While Davies insists that Macpherson tied one arm behind each police officer’s back, the reality is that the police force prospered under New Labour. With more police officers, more funding and more powers, the prison population of England and Wales almost doubled between 1993 and 2010, from 44,500 to 85,000, hardly the work of timid, manacled police force, bogged down in box-checking and form-filling post-Macpherson. He advocates a more flexible police force, and applauds Theresa May’s proposals for reform as the end of the era of state interference, quoting police sources that welcome her plans as the end of ‘endless navel gazing’. In June 2010, May announced that police were to be freed from ‘top-down’ central control, adding that although some officers may ‘like the comfort of knowing they have ticked boxes … targets hinder the fight against crime’.
Davies wants both a strengthened police force and a more ‘flexible’ one, and he looks to May to provide it.
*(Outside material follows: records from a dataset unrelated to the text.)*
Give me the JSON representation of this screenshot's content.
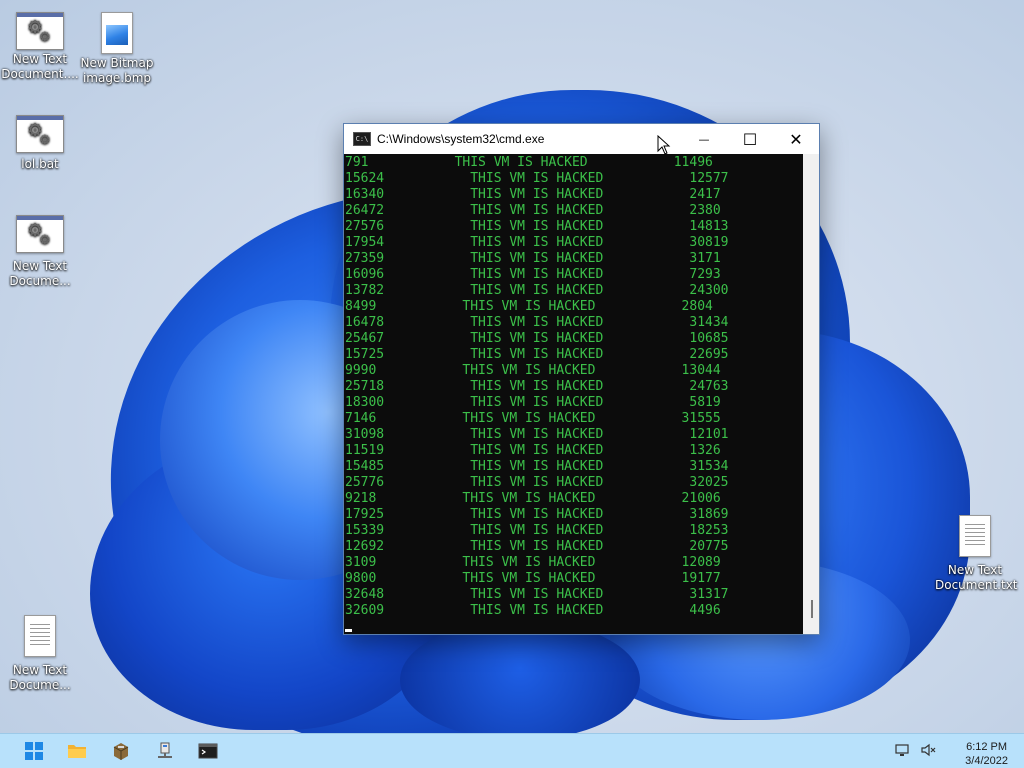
{
  "desktop": {
    "icons": [
      {
        "label_line1": "New Text",
        "label_line2": "Document....",
        "type": "batch-file-icon"
      },
      {
        "label_line1": "New Bitmap",
        "label_line2": "image.bmp",
        "type": "bitmap-file-icon"
      },
      {
        "label_line1": "lol.bat",
        "label_line2": "",
        "type": "batch-file-icon"
      },
      {
        "label_line1": "New Text",
        "label_line2": "Docume...",
        "type": "batch-file-icon"
      },
      {
        "label_line1": "New Text",
        "label_line2": "Document.txt",
        "type": "text-file-icon"
      },
      {
        "label_line1": "New Text",
        "label_line2": "Docume...",
        "type": "text-file-icon"
      }
    ]
  },
  "cmd_window": {
    "title": "C:\\Windows\\system32\\cmd.exe",
    "icon_text": "C:\\",
    "minimize": "—",
    "maximize": "☐",
    "close": "✕",
    "text_color": "#3cc04a",
    "lines": [
      "791           THIS VM IS HACKED           11496",
      "15624           THIS VM IS HACKED           12577",
      "16340           THIS VM IS HACKED           2417",
      "26472           THIS VM IS HACKED           2380",
      "27576           THIS VM IS HACKED           14813",
      "17954           THIS VM IS HACKED           30819",
      "27359           THIS VM IS HACKED           3171",
      "16096           THIS VM IS HACKED           7293",
      "13782           THIS VM IS HACKED           24300",
      "8499           THIS VM IS HACKED           2804",
      "16478           THIS VM IS HACKED           31434",
      "25467           THIS VM IS HACKED           10685",
      "15725           THIS VM IS HACKED           22695",
      "9990           THIS VM IS HACKED           13044",
      "25718           THIS VM IS HACKED           24763",
      "18300           THIS VM IS HACKED           5819",
      "7146           THIS VM IS HACKED           31555",
      "31098           THIS VM IS HACKED           12101",
      "11519           THIS VM IS HACKED           1326",
      "15485           THIS VM IS HACKED           31534",
      "25776           THIS VM IS HACKED           32025",
      "9218           THIS VM IS HACKED           21006",
      "17925           THIS VM IS HACKED           31869",
      "15339           THIS VM IS HACKED           18253",
      "12692           THIS VM IS HACKED           20775",
      "3109           THIS VM IS HACKED           12089",
      "9800           THIS VM IS HACKED           19177",
      "32648           THIS VM IS HACKED           31317",
      "32609           THIS VM IS HACKED           4496"
    ]
  },
  "taskbar": {
    "color": "#b8e1fb",
    "time": "6:12 PM",
    "date": "3/4/2022"
  }
}
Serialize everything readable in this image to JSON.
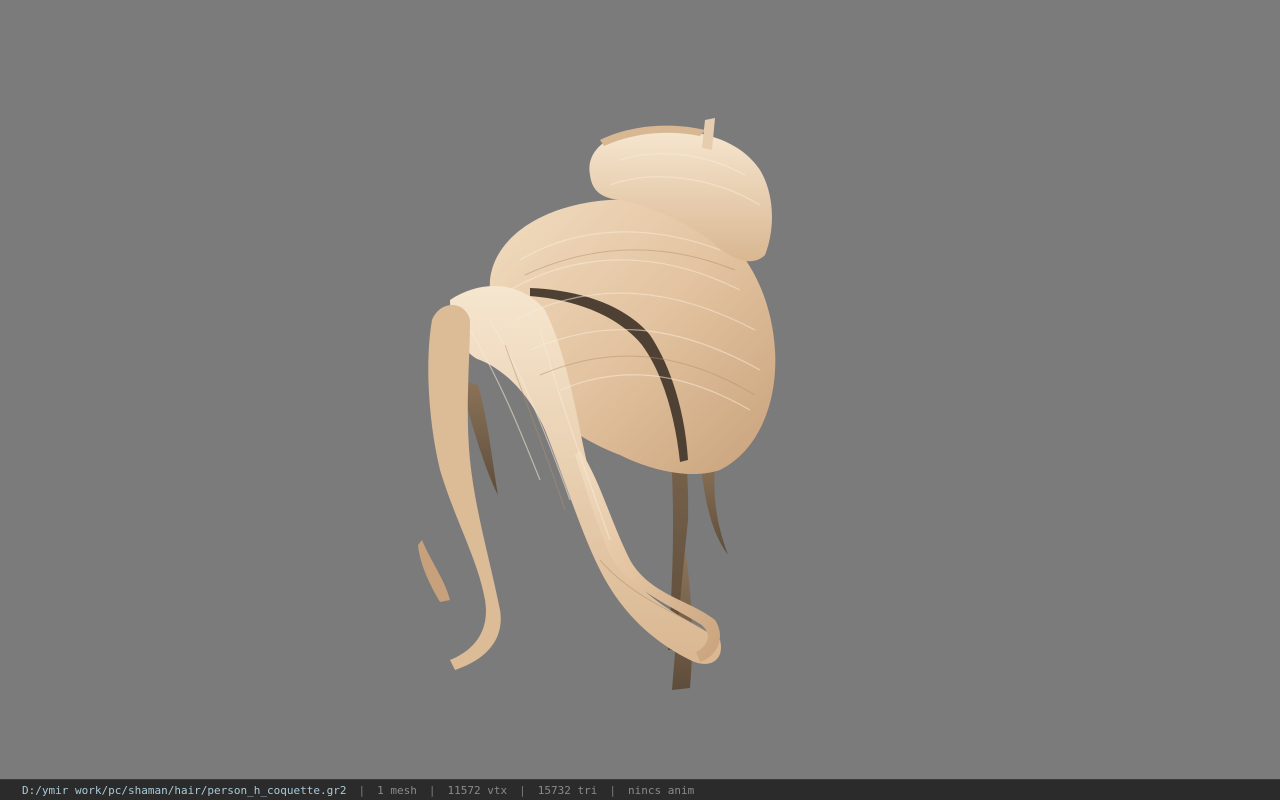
{
  "viewer": {
    "background_color": "#7b7b7b",
    "model_semantic": "blonde-hair-bun-model"
  },
  "statusbar": {
    "file_path": "D:/ymir work/pc/shaman/hair/person_h_coquette.gr2",
    "separator": "|",
    "mesh_count": "1 mesh",
    "vertex_count": "11572 vtx",
    "triangle_count": "15732 tri",
    "anim_status": "nincs anim",
    "path_color": "#a9c9d6",
    "text_color": "#8a8a8a",
    "bar_color": "#2b2b2b"
  }
}
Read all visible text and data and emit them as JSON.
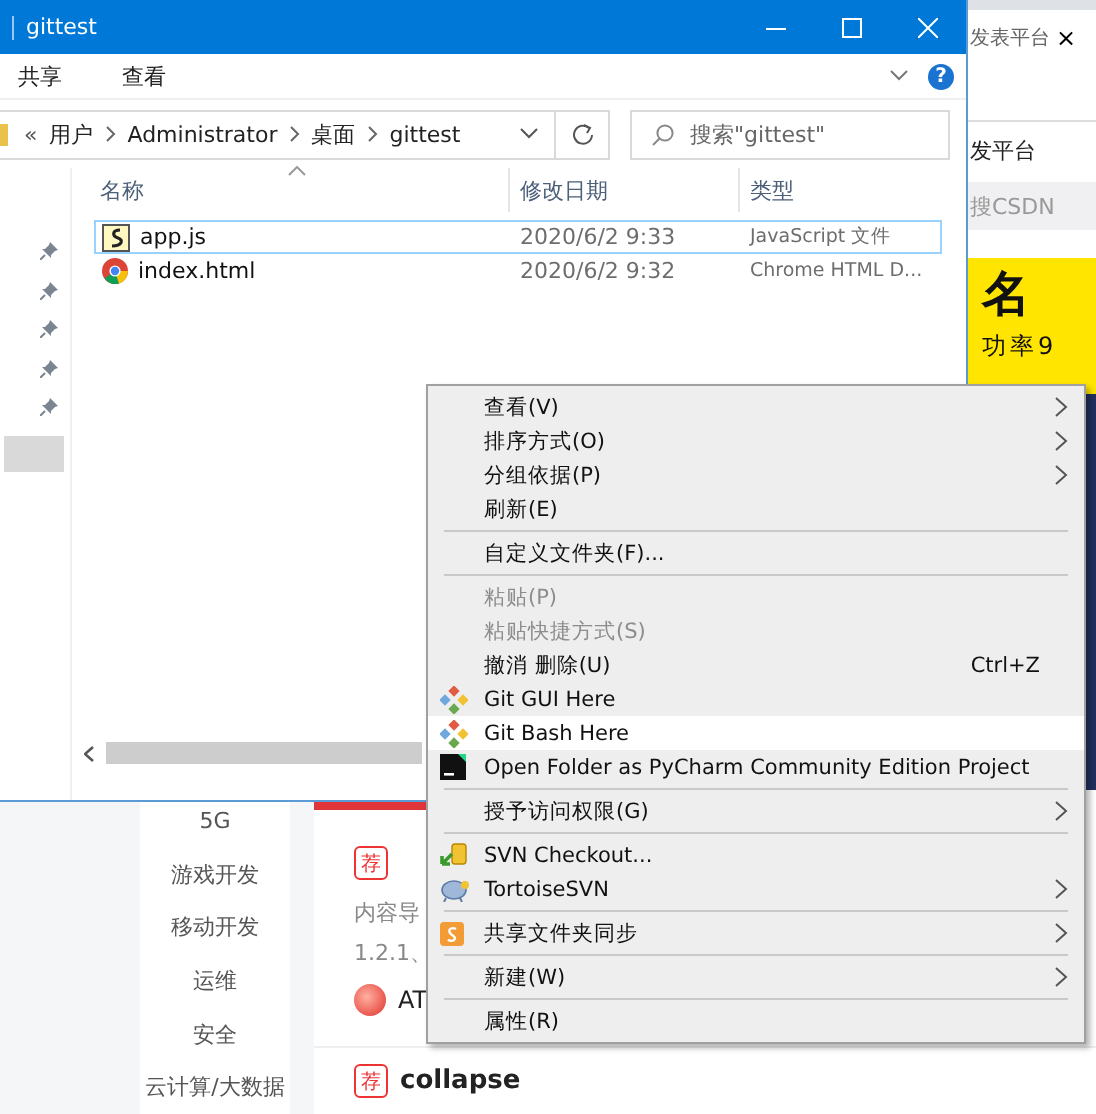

The irony is that in May’s vernacular, flexibility is a euphemism for a 20 per cent funding cut, which, of course, the police don’t like. Davies’ version of flexibility is freedom from procedures of accountability (so many manacles), so as to police BME communities more firmly. The reality is that despite these supposedly hampering accountability procedures, Black people are still subject to stop and search at seven times the rate of white people, while Asians are made to suffer it at double the rate. For Davies though, even the thin veneer of accountable policing is a compromise.
The Institute of Race Relations is precluded from expressing a corporate view: any opinions expressed are therefore those of the authors.